Last evening, I attended an outdoor concert and fireworks show in honor of Independence Day in the United States of America. During intermission of the concert, popular music was played through the loudspeakers, and among the songs played were John Mellancamp’s “Pink Houses” (with its refrain Ain’t that America, for you and me, ain’t that America, home of the free), the Lenny Kravitz cover of the Guess Who’s “American Woman,” and Bruce Springsteen’s “Born in the USA.” I couldn’t help but laugh at the irony:
- Mellancamp’s song is a bitter satire of the American dream, and implies that the reward for hard work in this country is little more than a little pink house with a freeway running through its front yard
- Guess Who is a Canadian band, and their 1970 song is a protest against America’s military action in Vietnam (I don’t need your war machines)
- Born down in a dead man’s town… The opening to Springstreen’s song is dark, and the lyrics get progressively bleaker, ending with Nowhere to run ain’t got nowhere to go.
While I wasn’t offended by the choice of these songs for the event, I did think it showed astonishingly poor judgement.
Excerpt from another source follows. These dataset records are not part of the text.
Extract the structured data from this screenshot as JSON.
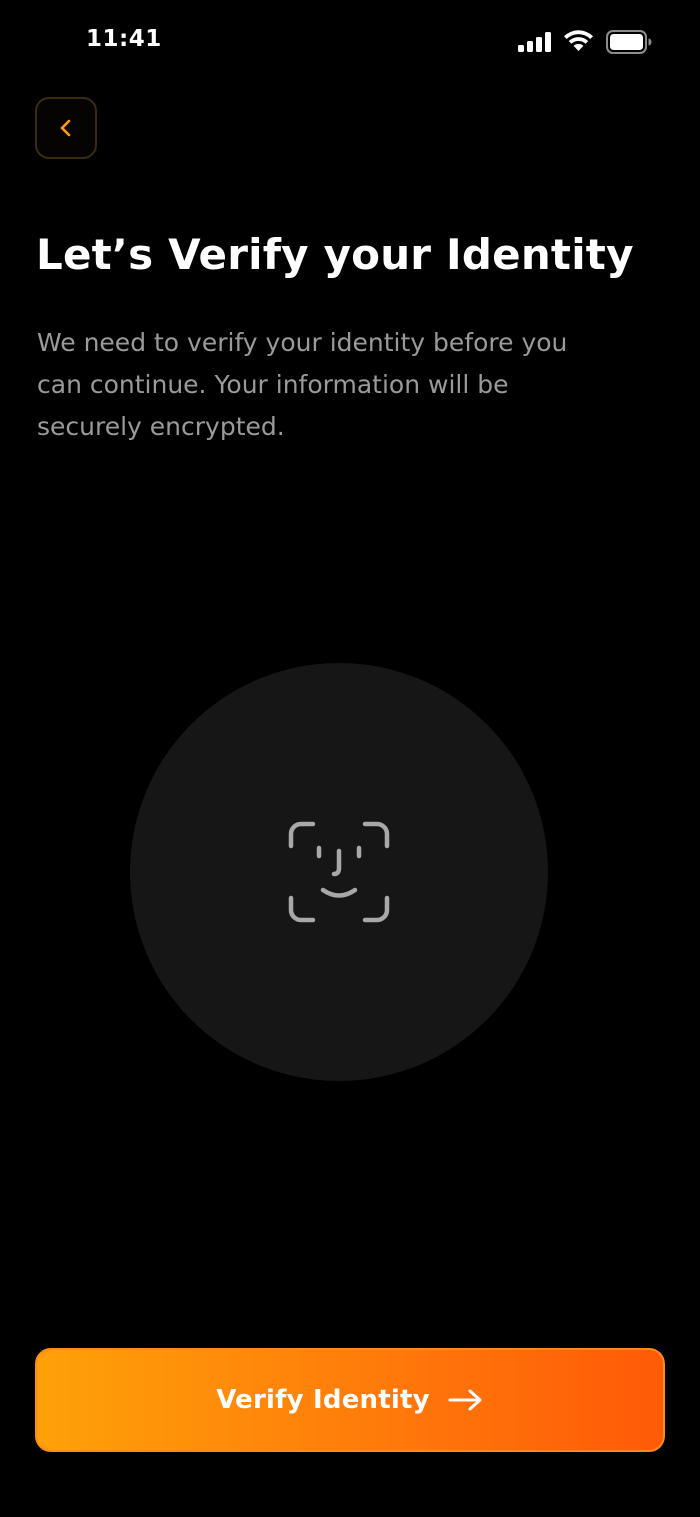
{
  "status_bar": {
    "time": "11:41",
    "icons": [
      "signal-icon",
      "wifi-icon",
      "battery-icon"
    ]
  },
  "header": {
    "back_icon": "chevron-left-icon"
  },
  "main": {
    "title": "Let’s Verify your Identity",
    "description": "We need to verify your identity before you can continue. Your information will be securely encrypted.",
    "illustration_icon": "face-id-icon"
  },
  "footer": {
    "verify_button_label": "Verify Identity",
    "verify_button_icon": "arrow-right-icon"
  },
  "colors": {
    "background": "#000000",
    "accent_start": "#ffa109",
    "accent_end": "#ff5a08",
    "back_chevron": "#ff9a1a",
    "description_text": "#9a9a9a",
    "circle_fill": "#161616",
    "face_icon": "#a8a8a8"
  }
}
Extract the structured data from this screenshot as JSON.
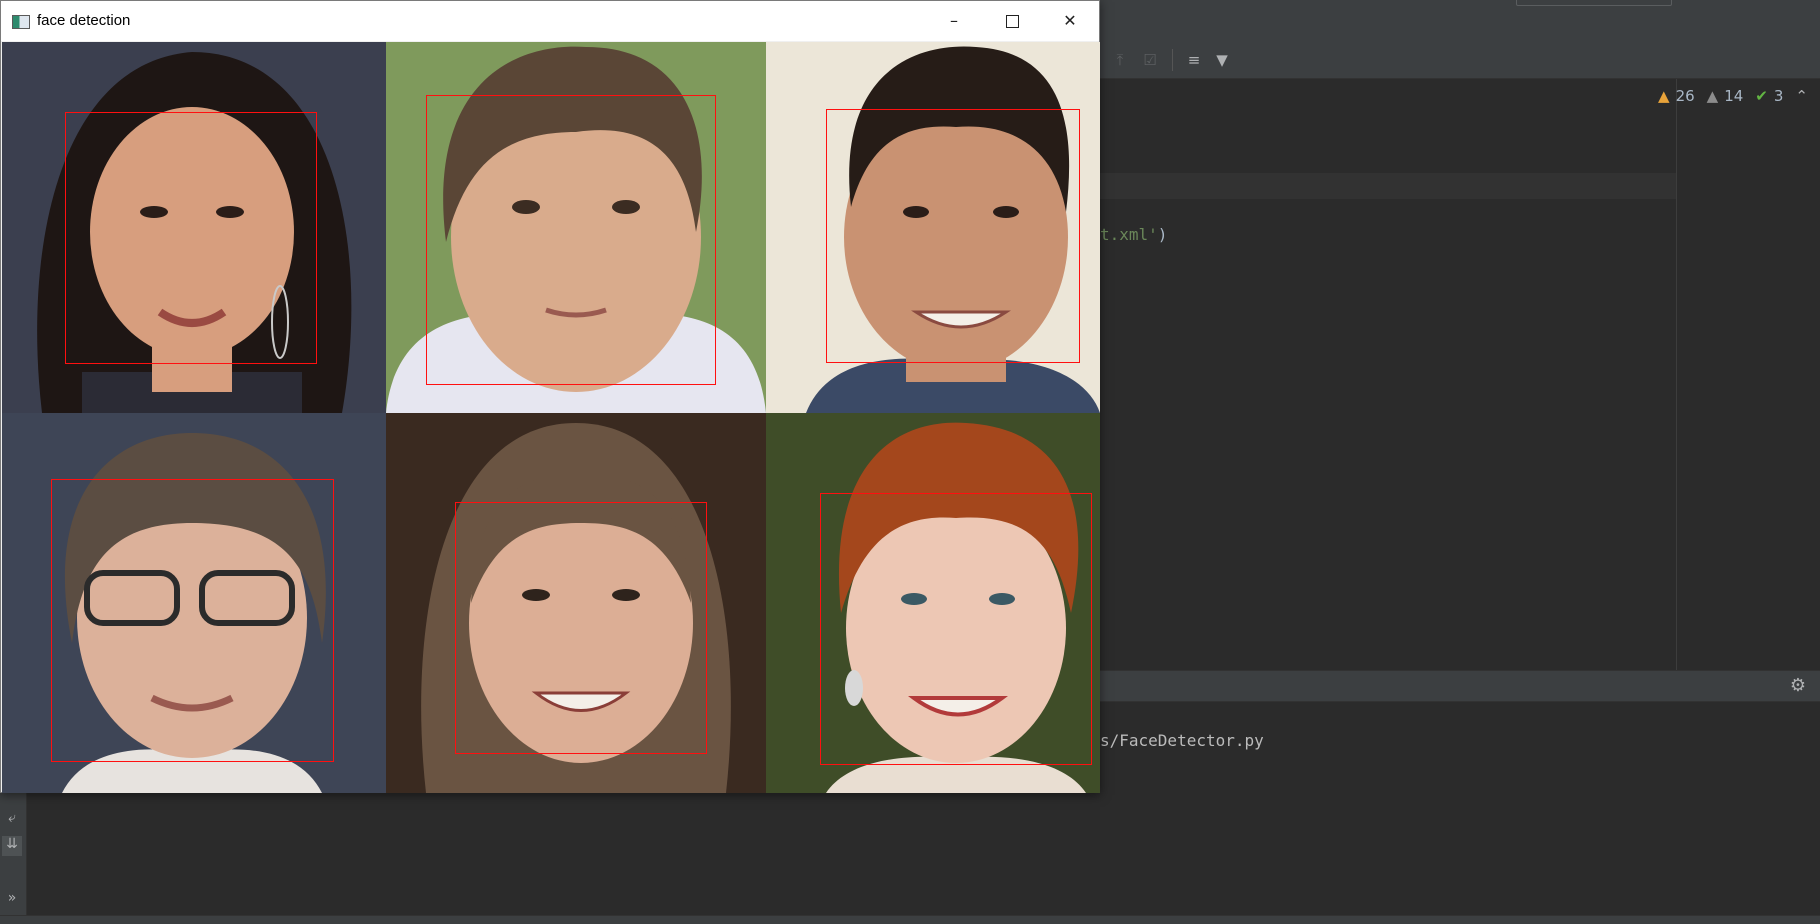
{
  "window": {
    "title": "face detection",
    "controls": {
      "minimize": "–",
      "maximize": "",
      "close": "✕"
    }
  },
  "ide": {
    "inspections": {
      "warnings": "26",
      "weak_warnings": "14",
      "typos": "3"
    },
    "code_fragment": {
      "string": "t.xml'",
      "paren": ")"
    },
    "run_output": "s/FaceDetector.py",
    "toolbar_icons": [
      "expand-icon",
      "checklist-icon",
      "sort-icon",
      "filter-icon"
    ]
  },
  "faces": {
    "count": "6",
    "box_color": "#ff1010",
    "tiles": [
      {
        "name": "woman-dark-hair",
        "bg": "#3b3f4f",
        "hair": "#1e1614",
        "skin": "#d79e7e",
        "shirt": "#2b2b35"
      },
      {
        "name": "boy-short-hair",
        "bg": "#7f9a5c",
        "hair": "#5a4636",
        "skin": "#d9ab8c",
        "shirt": "#e6e6f0"
      },
      {
        "name": "man-smiling",
        "bg": "#ece6d8",
        "hair": "#261c17",
        "skin": "#c99272",
        "shirt": "#3b4a66"
      },
      {
        "name": "woman-glasses",
        "bg": "#3e4556",
        "hair": "#5b4d42",
        "skin": "#dcb19a",
        "shirt": "#e7e3df"
      },
      {
        "name": "woman-long-hair",
        "bg": "#3a2a20",
        "hair": "#6a5442",
        "skin": "#dcae95",
        "shirt": "#3a2a20"
      },
      {
        "name": "woman-red-hair",
        "bg": "#3f4d28",
        "hair": "#a4471c",
        "skin": "#edc7b4",
        "shirt": "#e9ded2"
      }
    ]
  }
}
At first, anyway. But now that I’ve had some time to think about it, I’m actually believing the playlist was brilliant.
There is a long history of dissent and protest in our country. The Constitution gives legal protection to citizens redressing their grievances. As the recent Broadway musical Hamilton demonstrates, Americans were arguing with each other, often violently, years before declaring its independence.
Internal conflict is part of our country. We argue in times of war, and peace. After engaging in a devastating civil war, we acted with haste to return the rebellious states to the union, all but guaranteeing they’d find some other way to disobey.
So as we celebrate America’s independence, it does seem right and good for us to think how our old crazy dreams just kinda came and went, to let our northern cousins tell us they don’t wanna see our face no more, to remember that many of our citizens have become long gone daddies. The freedom to give voice to our dissent is one of the aspects I admire most about my country.